Energetic function: if the nucleotide joins two or three phosphates, it forms the diphosphate or triphosphate nucleotides, such as ADP, and ATP, molecules that accumulate, transport, and give up energy.
Transfer of energy: Nucleotides, because their phosphate groups give them a high-energy bond, are preferred sources in cells for energy transfer. Nucleotides are in a stable state when they have only one phosphate group. Each additional phosphate group that a nucleotide possesses is in a more unstable state, and the phosphorus-phosphate bond tends, when broken by hydrolysis, to release the energy that binds it to the nucleotide.
Enzymatic Reactions: Cells have enzymes whose function is precisely to hydrolyze nucleotides to extract the energy potential stored in their bonds. For this reason, a triphosphate nucleotide is the most used source of energy in the cell. Of these, ATP (an adenine nucleotide with three phosphate groups rich in energy), is the central axis in cellular reactions for the transfer of the energy demanded. UTP (uracil + three phosphates) and GTP (guanine and three phosphates) also satisfy the energy demands of the cell in reactions with sugars and changes in protein structures, respectively.
Coenzymatic function: if the nucleotide is joined by a phosphate group to another substance, it gives non-nucleic nucleotides that act as coenzymes.
FAQs About Nucleotide
1. What is a nucleotide structure and function?
Answer: Nucleotides are the units that make up nucleic acids. Each nucleotide is a relatively complex molecule, made up of the union of three units: a monosaccharide (a pentose), a nitrogenous base, and one or more phosphate groups.

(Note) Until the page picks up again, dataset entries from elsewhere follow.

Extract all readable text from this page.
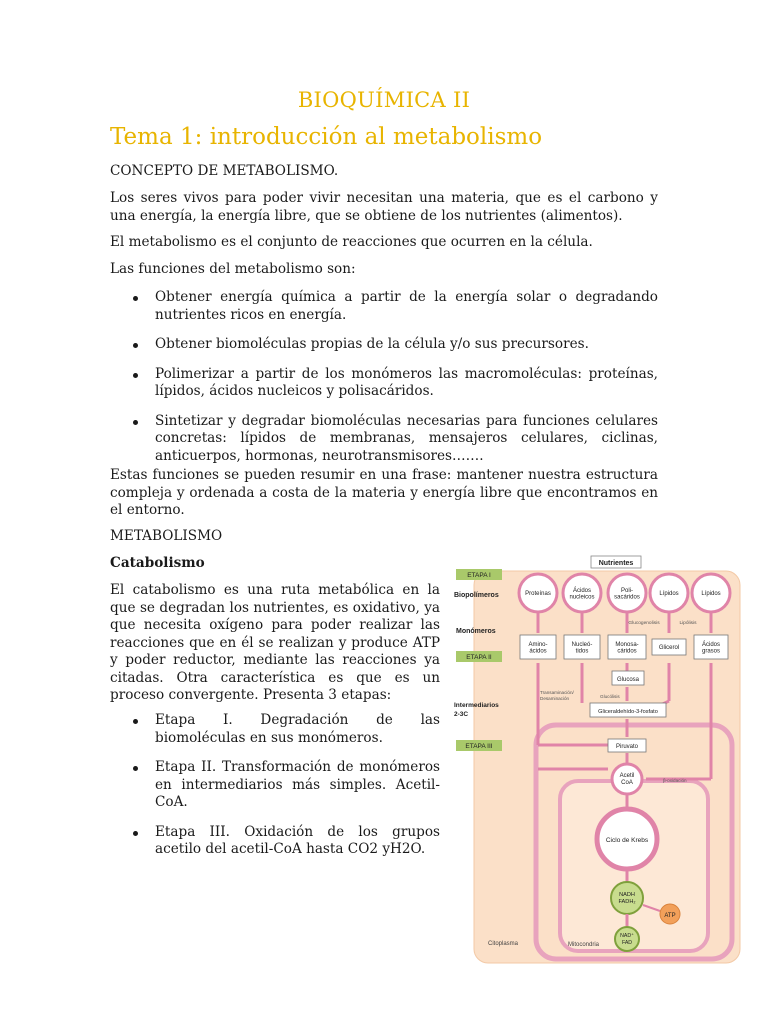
BIOQUÍMICA II
Tema 1: introducción al metabolismo
CONCEPTO DE METABOLISMO.
Los seres vivos para poder vivir necesitan una materia, que es el carbono y una energía, la energía libre, que se obtiene de los nutrientes (alimentos).
El metabolismo es el conjunto de reacciones que ocurren en la célula.
Las funciones del metabolismo son:
Obtener energía química a partir de la energía solar o degradando nutrientes ricos en energía.
Obtener biomoléculas propias de la célula y/o sus precursores.
Polimerizar a partir de los monómeros las macromoléculas: proteínas, lípidos, ácidos nucleicos y polisacáridos.
Sintetizar y degradar biomoléculas necesarias para funciones celulares concretas: lípidos de membranas, mensajeros celulares, ciclinas, anticuerpos, hormonas, neurotransmisores…….
Estas funciones se pueden resumir en una frase: mantener nuestra estructura compleja y ordenada a costa de la materia y energía libre que encontramos en el entorno.
METABOLISMO
Catabolismo
El catabolismo es una ruta metabólica en la que se degradan los nutrientes, es oxidativo, ya que necesita oxígeno para poder realizar las reacciones que en él se realizan y produce ATP y poder reductor, mediante las reacciones ya citadas. Otra característica es que es un proceso convergente. Presenta 3 etapas:
Etapa I. Degradación de las biomoléculas en sus monómeros.
Etapa II. Transformación de monómeros en intermediarios más simples. Acetil-CoA.
Etapa III. Oxidación de los grupos acetilo del acetil-CoA hasta CO2 yH2O.
Nutrientes
ETAPA I
ETAPA II
ETAPA III
Biopolímeros
Monómeros
Intermediarios
2-3C
Proteínas
Ácidos
nucleicos
Poli-
sacáridos
Lípidos	Lípidos
Amino-
ácidos
Nucleó-
tidos
Monosa-
cáridos
Glicerol
Ácidos
grasos
Glucogenolisis	Lipólisis
Transaminación/
Desaminación	Glucólisis
Glucosa
Gliceraldehído-3-fosfato
Piruvato
Acetil
CoA	β-oxidación
Ciclo de Krebs
NADH
FADH₂
ATP
NAD⁺
FAD
Citoplasma	Mitocondria
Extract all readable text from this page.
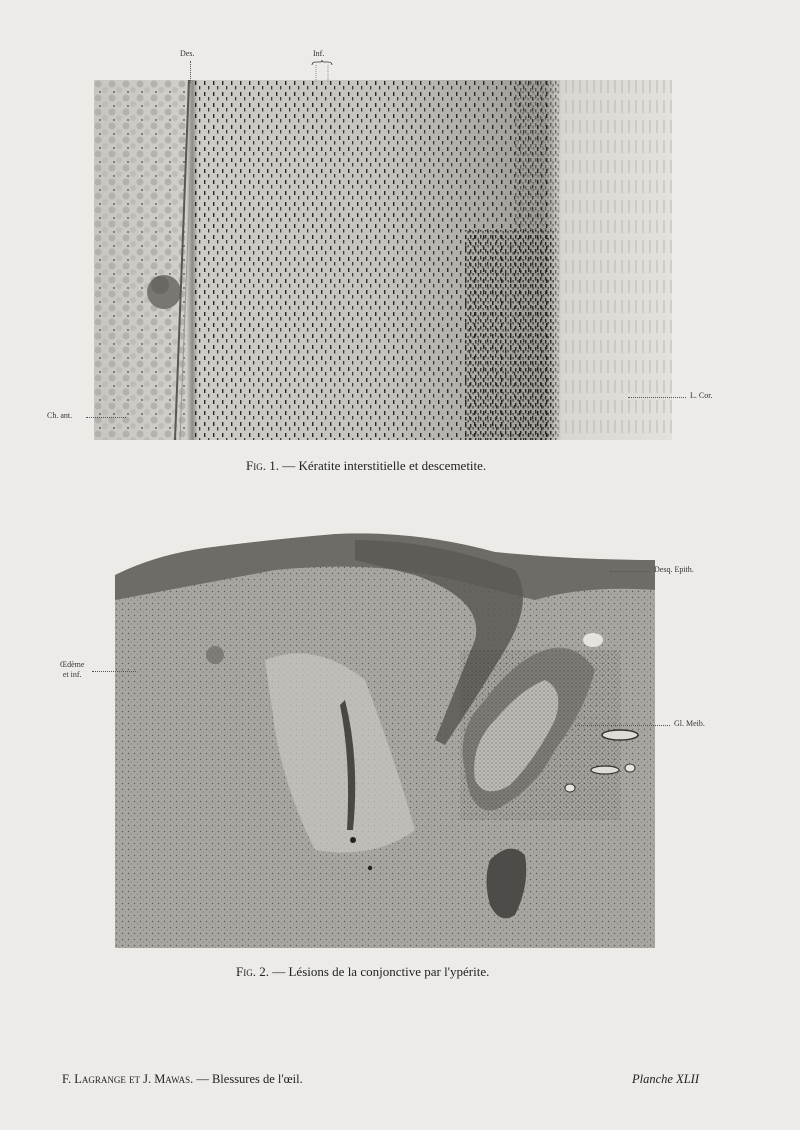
Des.	Inf.
Ch. ant.
L. Cor.
Fig. 1. — Kératite interstitielle et descemetite.
Desq. Epith.
Œdème
et inf.
Gl. Meib.
Fig. 2. — Lésions de la conjonctive par l'ypérite.
F. Lagrange et J. Mawas. — Blessures de l'œil.	Planche XLII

2. What is the structure of nucleotides?
Answer: RNA and DNA are polymers made up of long chains of nucleotides. A nucleotide is made up of a sugar molecule (ribose in RNA or deoxyribose in DNA) attached to a phosphate group and a nitrogenous base. The bases used in DNA are adenine (A), cytosine (C), guanine (G), and thymine (T).
3. Define Nucleotide
Answer: A nucleotide is an organic compound that is made up of a nitrogenous base, sugar, and phosphoric acid. Nucleotides can act as monomers in nucleic acids (DNA or RNA), forming linear chains, or act as free molecules (as is the case with ATP).
4. What are the types of nucleotides?
Answer: Each nucleotide has a fixed part (sugar and a phosphate group) and a nitrogenous base that distinguishes each type of nucleotide. In DNA there are four bases: adenine (A), cytosine (C), guanine (G), and thymine (T); and therefore four types of nucleotides.
5. What are the three components of a nucleotide?
Answer: What are nucleotides and what are their components?
- A nitrogenous base: for DNA formed by adenine (A), cytosine (C), guanine (G), and thymine (T).
- A sugar molecule: in the form of ribose in RNA or deoxyribose in DNA.
- A phosphate group: phosphoric acid.
6. What do 5 prime and 3 prime mean in DNA?
Answer: The chemical convention of naming the carbon atoms in the nucleotide pentose numerically gives it the 5 ‘end and 3’ end names (generally pronounced “five prime ends” and “three prime ends” respectively).